For 2024, the majority of respondents project higher corporate profitability as well as stable private residential property prices and corporate bond spreads.
In the survey, respondents cited that tighter global financial conditions, a stronger US dollar (USD) and elevated inflation may weigh on the financial market and lending conditions in Singapore.
All respondents identified a slower pace of tightening of global financial conditions, including less aggressive rate hikes by central banks, as an upside driver of domestic financial market and lending conditions. Respondents also listed capital inflows into Singapore, a weaker S$NEER and improved external economic outlook as other potential upside drivers.
Meanwhile, 56% of respondents each have cited an escalation in geopolitical tensions and inflationary pressures as downside risks to Singapore’s domestic growth outlook. At the same time, spillovers from an external growth slowdown was most frequently ranked as the top downside risk, with 31% of respondents doing so.
On the other hand, 88% of the respondents polled named a more robust growth in China as an upside risk to Singapore’s growth outlook.
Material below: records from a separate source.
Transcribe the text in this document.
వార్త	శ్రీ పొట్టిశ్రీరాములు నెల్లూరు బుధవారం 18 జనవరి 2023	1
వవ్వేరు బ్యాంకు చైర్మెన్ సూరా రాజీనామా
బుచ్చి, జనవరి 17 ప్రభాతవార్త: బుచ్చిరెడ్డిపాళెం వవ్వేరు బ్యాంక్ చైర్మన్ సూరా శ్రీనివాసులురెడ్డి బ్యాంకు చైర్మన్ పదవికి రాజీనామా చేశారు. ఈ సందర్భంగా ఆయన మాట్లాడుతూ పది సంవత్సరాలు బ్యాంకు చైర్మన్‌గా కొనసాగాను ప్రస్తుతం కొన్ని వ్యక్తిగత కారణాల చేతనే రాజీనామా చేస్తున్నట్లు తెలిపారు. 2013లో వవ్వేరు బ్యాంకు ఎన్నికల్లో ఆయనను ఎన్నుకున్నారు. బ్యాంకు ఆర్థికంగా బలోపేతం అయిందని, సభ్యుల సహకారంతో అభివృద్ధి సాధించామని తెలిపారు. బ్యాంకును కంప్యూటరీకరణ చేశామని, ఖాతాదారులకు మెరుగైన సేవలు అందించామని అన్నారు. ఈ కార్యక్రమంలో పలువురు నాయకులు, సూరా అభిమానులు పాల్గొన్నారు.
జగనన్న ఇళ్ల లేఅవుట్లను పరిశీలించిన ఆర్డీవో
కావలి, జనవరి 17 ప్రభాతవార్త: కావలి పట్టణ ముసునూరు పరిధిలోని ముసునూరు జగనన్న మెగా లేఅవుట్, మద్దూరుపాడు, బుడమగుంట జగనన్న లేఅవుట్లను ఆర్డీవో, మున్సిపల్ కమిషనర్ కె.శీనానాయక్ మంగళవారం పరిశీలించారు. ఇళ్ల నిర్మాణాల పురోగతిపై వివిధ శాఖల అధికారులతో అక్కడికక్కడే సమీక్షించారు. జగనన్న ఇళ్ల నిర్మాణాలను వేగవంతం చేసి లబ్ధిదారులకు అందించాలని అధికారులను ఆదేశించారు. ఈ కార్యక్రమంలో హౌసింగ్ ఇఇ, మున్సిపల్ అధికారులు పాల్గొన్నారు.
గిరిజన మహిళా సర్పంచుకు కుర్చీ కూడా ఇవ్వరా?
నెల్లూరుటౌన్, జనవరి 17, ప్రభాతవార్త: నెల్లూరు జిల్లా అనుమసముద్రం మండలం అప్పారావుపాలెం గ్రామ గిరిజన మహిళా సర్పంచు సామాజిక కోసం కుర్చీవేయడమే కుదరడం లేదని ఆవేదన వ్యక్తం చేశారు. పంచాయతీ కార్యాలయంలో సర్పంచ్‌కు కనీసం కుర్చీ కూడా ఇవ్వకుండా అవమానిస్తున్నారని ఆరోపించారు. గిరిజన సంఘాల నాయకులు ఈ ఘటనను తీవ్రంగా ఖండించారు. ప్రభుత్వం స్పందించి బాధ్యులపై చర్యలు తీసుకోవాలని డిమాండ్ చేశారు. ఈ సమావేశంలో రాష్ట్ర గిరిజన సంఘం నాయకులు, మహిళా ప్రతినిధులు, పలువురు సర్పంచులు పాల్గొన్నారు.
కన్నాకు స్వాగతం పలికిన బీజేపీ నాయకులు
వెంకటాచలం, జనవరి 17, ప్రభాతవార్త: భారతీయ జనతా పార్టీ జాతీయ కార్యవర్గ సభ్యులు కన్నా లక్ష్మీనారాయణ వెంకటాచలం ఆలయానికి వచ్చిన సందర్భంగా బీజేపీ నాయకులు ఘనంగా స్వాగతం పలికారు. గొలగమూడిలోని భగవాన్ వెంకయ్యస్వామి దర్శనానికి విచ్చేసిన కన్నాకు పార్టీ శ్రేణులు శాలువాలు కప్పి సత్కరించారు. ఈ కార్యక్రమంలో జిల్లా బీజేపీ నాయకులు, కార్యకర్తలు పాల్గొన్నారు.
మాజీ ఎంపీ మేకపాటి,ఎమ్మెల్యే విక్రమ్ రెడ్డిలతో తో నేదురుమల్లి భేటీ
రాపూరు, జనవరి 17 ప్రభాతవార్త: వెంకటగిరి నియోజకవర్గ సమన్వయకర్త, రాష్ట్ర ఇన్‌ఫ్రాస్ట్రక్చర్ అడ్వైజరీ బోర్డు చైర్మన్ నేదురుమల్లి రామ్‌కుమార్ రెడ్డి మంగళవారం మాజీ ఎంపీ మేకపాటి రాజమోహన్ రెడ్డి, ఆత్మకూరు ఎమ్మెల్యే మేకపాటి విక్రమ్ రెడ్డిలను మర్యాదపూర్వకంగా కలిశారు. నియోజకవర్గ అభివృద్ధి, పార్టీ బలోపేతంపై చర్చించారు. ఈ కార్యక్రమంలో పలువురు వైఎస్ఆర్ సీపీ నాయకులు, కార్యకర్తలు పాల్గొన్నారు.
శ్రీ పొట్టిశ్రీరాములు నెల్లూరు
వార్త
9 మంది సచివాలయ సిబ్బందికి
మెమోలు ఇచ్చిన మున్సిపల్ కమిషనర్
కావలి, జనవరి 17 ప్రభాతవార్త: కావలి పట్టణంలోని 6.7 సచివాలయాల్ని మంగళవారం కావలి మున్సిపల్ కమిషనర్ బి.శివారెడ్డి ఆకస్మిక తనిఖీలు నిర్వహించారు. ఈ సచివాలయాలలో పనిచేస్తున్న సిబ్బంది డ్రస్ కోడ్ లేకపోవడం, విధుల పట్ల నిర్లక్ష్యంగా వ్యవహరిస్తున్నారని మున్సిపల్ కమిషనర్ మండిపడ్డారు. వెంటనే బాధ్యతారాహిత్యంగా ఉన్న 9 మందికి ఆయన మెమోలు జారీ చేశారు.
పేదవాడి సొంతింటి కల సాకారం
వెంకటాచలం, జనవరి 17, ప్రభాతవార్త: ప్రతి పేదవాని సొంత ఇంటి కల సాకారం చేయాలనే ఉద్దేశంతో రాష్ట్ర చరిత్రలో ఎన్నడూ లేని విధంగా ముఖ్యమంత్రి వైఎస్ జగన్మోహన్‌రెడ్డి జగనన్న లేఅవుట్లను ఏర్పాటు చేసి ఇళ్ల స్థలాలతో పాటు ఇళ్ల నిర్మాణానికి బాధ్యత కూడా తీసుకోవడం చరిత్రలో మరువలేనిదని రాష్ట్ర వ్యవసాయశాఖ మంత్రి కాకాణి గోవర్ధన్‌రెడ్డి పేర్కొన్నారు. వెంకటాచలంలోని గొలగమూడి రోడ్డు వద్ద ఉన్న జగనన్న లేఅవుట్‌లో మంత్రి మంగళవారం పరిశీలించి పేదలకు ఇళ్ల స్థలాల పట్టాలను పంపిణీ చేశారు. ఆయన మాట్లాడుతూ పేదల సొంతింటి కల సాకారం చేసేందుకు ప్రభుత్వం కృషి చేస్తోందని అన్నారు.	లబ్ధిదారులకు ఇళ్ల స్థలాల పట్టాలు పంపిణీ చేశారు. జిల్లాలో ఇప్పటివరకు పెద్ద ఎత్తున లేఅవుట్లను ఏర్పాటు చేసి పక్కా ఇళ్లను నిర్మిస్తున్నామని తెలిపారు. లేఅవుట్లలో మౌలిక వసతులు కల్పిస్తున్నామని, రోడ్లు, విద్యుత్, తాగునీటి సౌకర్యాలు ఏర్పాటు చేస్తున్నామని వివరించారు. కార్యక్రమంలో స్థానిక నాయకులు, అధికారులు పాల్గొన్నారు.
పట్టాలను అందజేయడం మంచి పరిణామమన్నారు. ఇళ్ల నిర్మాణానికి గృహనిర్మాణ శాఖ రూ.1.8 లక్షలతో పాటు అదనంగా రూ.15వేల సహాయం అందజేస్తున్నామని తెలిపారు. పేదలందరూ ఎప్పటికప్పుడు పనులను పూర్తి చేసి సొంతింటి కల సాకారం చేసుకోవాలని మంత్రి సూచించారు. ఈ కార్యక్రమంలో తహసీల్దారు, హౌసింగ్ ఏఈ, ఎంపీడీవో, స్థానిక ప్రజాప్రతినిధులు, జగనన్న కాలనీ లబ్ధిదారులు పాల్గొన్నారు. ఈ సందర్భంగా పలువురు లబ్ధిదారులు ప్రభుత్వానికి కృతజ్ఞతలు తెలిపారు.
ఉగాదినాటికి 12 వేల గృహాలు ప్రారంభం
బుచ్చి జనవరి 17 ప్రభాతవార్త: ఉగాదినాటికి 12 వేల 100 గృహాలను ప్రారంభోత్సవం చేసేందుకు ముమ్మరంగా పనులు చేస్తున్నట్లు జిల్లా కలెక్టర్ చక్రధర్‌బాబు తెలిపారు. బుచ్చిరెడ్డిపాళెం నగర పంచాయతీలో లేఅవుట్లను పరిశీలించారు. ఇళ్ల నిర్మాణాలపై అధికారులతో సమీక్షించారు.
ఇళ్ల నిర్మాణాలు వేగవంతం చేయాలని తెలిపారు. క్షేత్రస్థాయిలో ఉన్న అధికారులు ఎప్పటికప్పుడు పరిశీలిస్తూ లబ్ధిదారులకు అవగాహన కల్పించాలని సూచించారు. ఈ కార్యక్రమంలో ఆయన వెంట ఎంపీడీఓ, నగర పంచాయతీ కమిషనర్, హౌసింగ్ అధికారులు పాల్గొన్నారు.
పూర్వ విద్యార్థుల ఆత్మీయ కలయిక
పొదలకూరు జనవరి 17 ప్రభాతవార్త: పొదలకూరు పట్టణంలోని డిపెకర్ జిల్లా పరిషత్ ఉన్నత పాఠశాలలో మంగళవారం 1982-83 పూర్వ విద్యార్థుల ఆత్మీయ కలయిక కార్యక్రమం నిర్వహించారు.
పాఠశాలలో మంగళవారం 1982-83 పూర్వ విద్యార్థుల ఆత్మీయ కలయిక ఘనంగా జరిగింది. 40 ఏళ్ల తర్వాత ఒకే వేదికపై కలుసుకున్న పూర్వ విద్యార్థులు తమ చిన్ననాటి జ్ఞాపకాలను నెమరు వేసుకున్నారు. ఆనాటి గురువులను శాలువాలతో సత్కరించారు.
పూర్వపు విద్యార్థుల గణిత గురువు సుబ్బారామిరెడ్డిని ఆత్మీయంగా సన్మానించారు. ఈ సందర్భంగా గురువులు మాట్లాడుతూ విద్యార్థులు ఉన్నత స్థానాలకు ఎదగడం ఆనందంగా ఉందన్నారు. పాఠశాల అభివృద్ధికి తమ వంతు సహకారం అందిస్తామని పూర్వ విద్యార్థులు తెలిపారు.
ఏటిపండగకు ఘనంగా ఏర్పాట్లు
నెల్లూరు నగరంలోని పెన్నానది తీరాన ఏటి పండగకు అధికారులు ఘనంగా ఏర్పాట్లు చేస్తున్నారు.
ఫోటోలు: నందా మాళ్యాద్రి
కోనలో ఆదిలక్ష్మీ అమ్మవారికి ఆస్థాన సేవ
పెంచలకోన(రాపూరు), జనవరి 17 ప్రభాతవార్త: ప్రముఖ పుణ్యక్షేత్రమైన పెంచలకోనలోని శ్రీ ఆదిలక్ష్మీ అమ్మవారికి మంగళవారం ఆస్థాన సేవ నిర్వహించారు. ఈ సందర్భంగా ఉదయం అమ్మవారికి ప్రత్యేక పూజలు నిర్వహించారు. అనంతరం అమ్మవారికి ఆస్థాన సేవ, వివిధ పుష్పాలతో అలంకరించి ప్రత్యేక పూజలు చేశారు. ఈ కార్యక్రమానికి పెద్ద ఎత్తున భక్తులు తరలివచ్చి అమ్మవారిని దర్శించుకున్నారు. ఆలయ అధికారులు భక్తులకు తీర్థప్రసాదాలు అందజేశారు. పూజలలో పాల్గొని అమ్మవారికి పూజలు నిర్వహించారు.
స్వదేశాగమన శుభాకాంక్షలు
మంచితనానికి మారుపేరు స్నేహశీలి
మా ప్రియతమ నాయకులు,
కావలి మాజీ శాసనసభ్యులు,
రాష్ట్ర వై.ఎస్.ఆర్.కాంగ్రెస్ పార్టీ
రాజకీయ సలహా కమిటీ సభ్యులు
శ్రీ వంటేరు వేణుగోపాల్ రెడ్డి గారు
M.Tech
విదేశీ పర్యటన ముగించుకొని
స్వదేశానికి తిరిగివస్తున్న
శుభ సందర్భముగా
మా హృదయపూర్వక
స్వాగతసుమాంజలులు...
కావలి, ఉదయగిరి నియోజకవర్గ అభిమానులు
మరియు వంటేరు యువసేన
Respondents also flagged upside risks from better-than-expected external economic growth and a faster tech cycle recovery.
Singapore’s monetary policy
An increase in the slope of the S$NEER policy band in April is expected by 24% of the respondents polled, down from the 33% reported in the previous survey in December 2022. The proportion of respondents who anticipate an increase in the slope of the S$NEER policy band in October has also fallen.
At the same time, 24% of respondents expect MAS to raise the level at which the S$NEER policy band is centred in the April review, up from 11% in the previous survey. None of the respondents foresee adjustments to the width of the policy band in 2023.